Tennis Reduces Risk Of Death At Any Age, Study Suggests


Female tennis player
Scientists attempting to tease apart the benefits of different sports have found that regularly taking part in sports such as badminton or 
tennis reduces your risk of death at any given age by almost 50%, with swimming and aerobics also proving protective.
By contrast, running and football appeared to have little effect, although the authors caution that this could be down to the nature of the study itself. 
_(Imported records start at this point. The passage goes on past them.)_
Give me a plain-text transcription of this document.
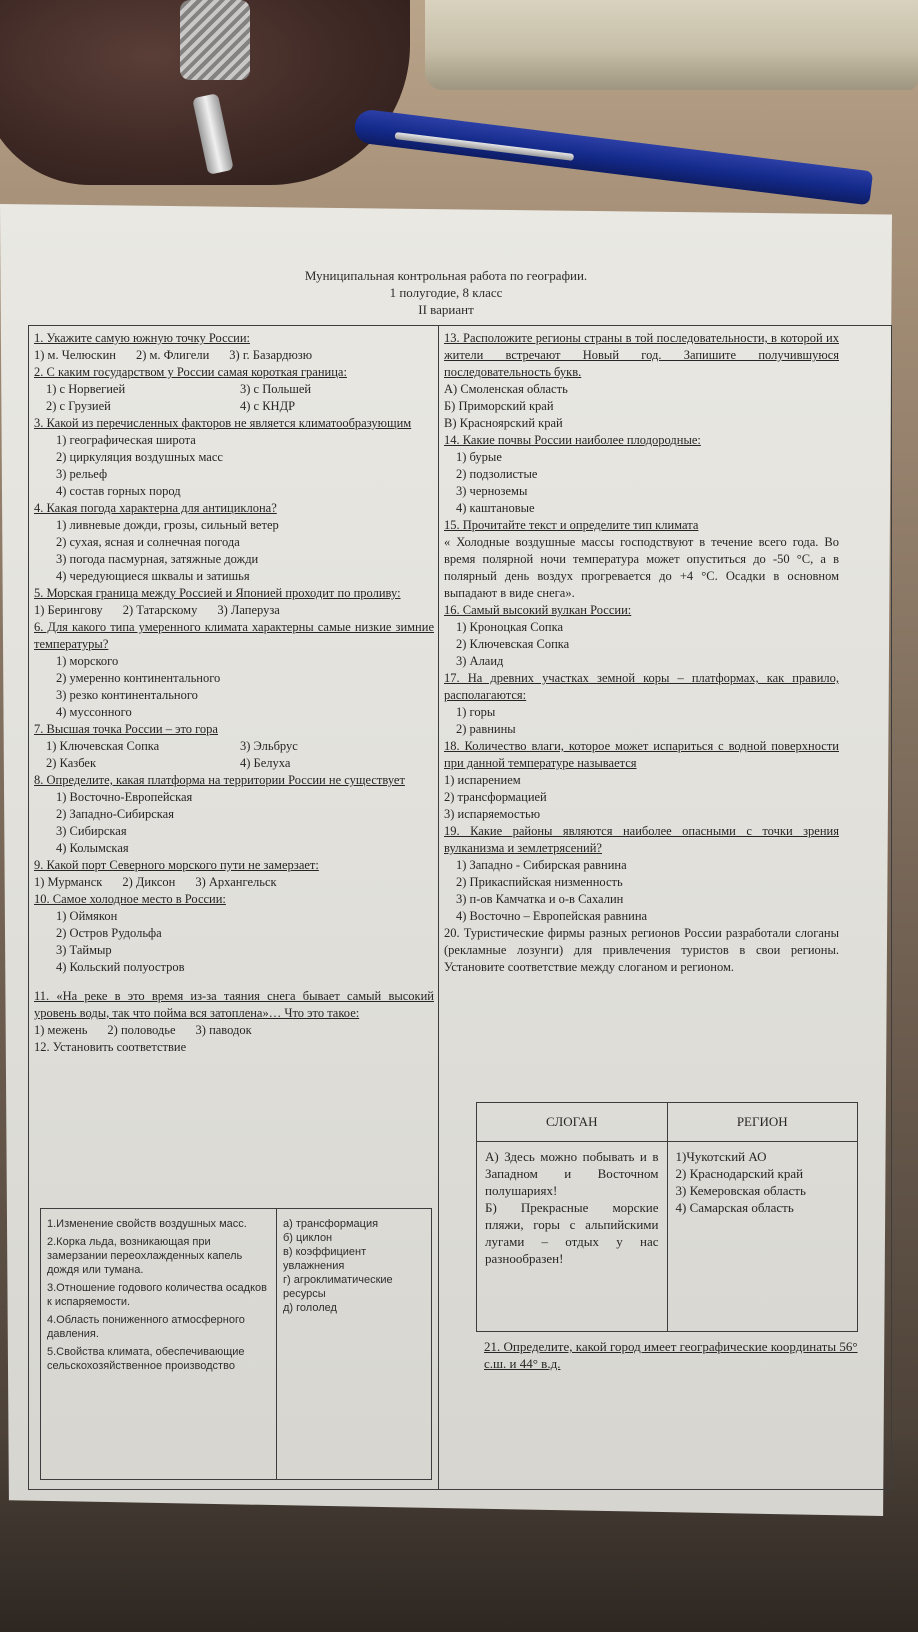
Муниципальная контрольная работа по географии.
1 полугодие, 8 класс
II вариант
1. Укажите самую южную точку России:
1) м. Челюскин 2) м. Флигели 3) г. Базардюзю
2. С каким государством у России самая короткая граница:
1) с Норвегией	3) с Польшей
2) с Грузией	4) с КНДР
3. Какой из перечисленных факторов не является климатообразующим
1) географическая широта
2) циркуляция воздушных масс
3) рельеф
4) состав горных пород
4. Какая погода характерна для антициклона?
1) ливневые дожди, грозы, сильный ветер
2) сухая, ясная и солнечная погода
3) погода пасмурная, затяжные дожди
4) чередующиеся шквалы и затишья
5. Морская граница между Россией и Японией проходит по проливу:
1) Берингову 2) Татарскому 3) Лаперуза
6. Для какого типа умеренного климата характерны самые низкие зимние температуры?
1) морского
2) умеренно континентального
3) резко континентального
4) муссонного
7. Высшая точка России – это гора
1) Ключевская Сопка	3) Эльбрус
2) Казбек	4) Белуха
8. Определите, какая платформа на территории России не существует
1) Восточно-Европейская
2) Западно-Сибирская
3) Сибирская
4) Колымская
9. Какой порт Северного морского пути не замерзает:
1) Мурманск 2) Диксон 3) Архангельск
10. Самое холодное место в России:
1) Оймякон
2) Остров Рудольфа
3) Таймыр
4) Кольский полуостров
11. «На реке в это время из-за таяния снега бывает самый высокий уровень воды, так что пойма вся затоплена»… Что это такое:
1) межень 2) половодье 3) паводок
12. Установить соответствие
1.Изменение свойств воздушных масс.
2.Корка льда, возникающая при замерзании переохлажденных капель дождя или тумана.
3.Отношение годового количества осадков к испаряемости.
4.Область пониженного атмосферного давления.
5.Свойства климата, обеспечивающие сельскохозяйственное производство
а) трансформация
б) циклон
в) коэффициент увлажнения
г) агроклиматические ресурсы
д) гололед
13. Расположите регионы страны в той последовательности, в которой их жители встречают Новый год. Запишите получившуюся последовательность букв.
А) Смоленская область
Б) Приморский край
В) Красноярский край
14. Какие почвы России наиболее плодородные:
1) бурые
2) подзолистые
3) черноземы
4) каштановые
15. Прочитайте текст и определите тип климата
« Холодные воздушные массы господствуют в течение всего года. Во время полярной ночи температура может опуститься до -50 °С, а в полярный день воздух прогревается до +4 °С. Осадки в основном выпадают в виде снега».
16. Самый высокий вулкан России:
1) Кроноцкая Сопка
2) Ключевская Сопка
3) Алаид
17. На древних участках земной коры – платформах, как правило, располагаются:
1) горы
2) равнины
18. Количество влаги, которое может испариться с водной поверхности при данной температуре называется
1) испарением
2) трансформацией
3) испаряемостью
19. Какие районы являются наиболее опасными с точки зрения вулканизма и землетрясений?
1) Западно - Сибирская равнина
2) Прикаспийская низменность
3) п-ов Камчатка и о-в Сахалин
4) Восточно – Европейская равнина
20. Туристические фирмы разных регионов России разработали слоганы (рекламные лозунги) для привлечения туристов в свои регионы. Установите соответствие между слоганом и регионом.
СЛОГАН	РЕГИОН
А) Здесь можно побывать и в Западном и Восточном полушариях!
Б) Прекрасные морские пляжи, горы с альпийскими лугами – отдых у нас разнообразен!
1)Чукотский АО
2) Краснодарский край
3) Кемеровская область
4) Самарская область
21. Определите, какой город имеет географические координаты 56° с.ш. и 44° в.д.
“It is the first big scale population study to say ‘is participation in sport protective in terms of your long-term mortality?’The answer is yes, it does appear to be,” said Charlie Foster, co-author of the study from the University of Oxford. However, which sport you choose may make a difference.
Published in the British Journal of Sports Medicine by an international team of researchers, the study incorporated responses from 80,306 adults aged 30 and over in England and Scotland who were quizzed on their health and exercise through national surveys conducted at various points between 1994 and 2008.
Each participant was asked a series of questions about their lifestyle and exercise, including which sports they had taken part in during the previous four weeks and how frequently they did so, as well as the intensity of the exercise and its duration.
The survival of the participants was surveyed, on average, nine years later, during which time 8,790 participants had died, with 1,909 deaths down to cardiovascular disease.
The results reveal that fewer than half of the participants, just over 44%, met the national guidelines for the recommended levels of exercise of 150 minutes of moderate physical activity a week.
The researchers then compared the risk of death among those who took part in a sport to those who did not participate in that particular activity, taking into account factors such as age, sex, whether they smoked, BMI, other exercise and education. 
The results revealed that cycling, for example, was associated with a 15% reduced risk of death. “We can tease out specifically that little extra difference between those who do cycle and those who don’t,” said Foster.
When applied to the other five categories of sport explored, it was found that swimming was linked to a 28% reduced risk of death, while the figure was 47% for racquet sports and 27% for aerobic exercise such as keep fit or dance. Neither running nor football – a category that encompassed both football and rugby – was linked to a reduced risk of death.
When the team looked just at the risk of death from cardiovascular disease, they found that swimming reduced the risk by 41%, racquet sports by 56% and aerobics by 36%. Running, cycling and football showed no protective effect.